- Also known as: Luke Baldwin Dixie Songbird Clyde Ashley
- Born: William Jennings Cox August 4, 1897 Eagle, West Virginia, U.S.
- Died: December 10, 1968 (aged 71)
- Genres: Country, folk
- Occupations: Singer-songwriter, musician
- Instruments: Vocals, guitar, harmonica
- Years active: 1927–1940
- Formerly of: Cliff Hobbs

= Bill Cox (folk musician) =

American folk singer

William Jennings Cox (August 4, 1897 – December 10, 1968) was an American folk singer known as the "Dixie Songbird", active from 1927 to 1940.

Born in Eagle, West Virginia, the son of a railroad worker, he began playing guitar and singing at parties around Charleston, West Virginia in the 1920s. From 1928, he had his own radio program on station WOBU, and won a recording contract with Gennett Records. He recorded over 40 songs between 1929 and 1931, including many cover versions of Jimmie Rodgers' songs, which the station played whenever Cox was unavailable.
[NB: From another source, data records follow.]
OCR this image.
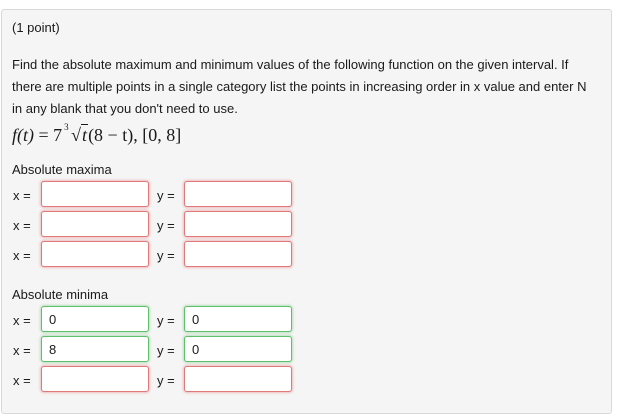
(1 point)
Find the absolute maximum and minimum values of the following function on the given interval. If there are multiple points in a single category list the points in increasing order in x value and enter N in any blank that you don't need to use.
f(t) = 7 3 √t(8 − t), [0, 8]
Absolute maxima
x =	y =
x =	y =
x =	y =
Absolute minima
x =	0	y =	0
x =	8	y =	0
x =	y =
He moved to the American Record Corporation in 1933, under producer Art Satherley, and often recorded duets with the much younger singer Cliff Hobbs (1916 – 1961). They recorded some 60 songs together during the 1930s, including "Filipino Baby" and "Sparkling Brown Eyes".

After retiring in 1940, Cox ended up falling on hard times. He was rediscovered in 1966 living in poverty in a converted chicken coop, but died before he was able to make further public appearances.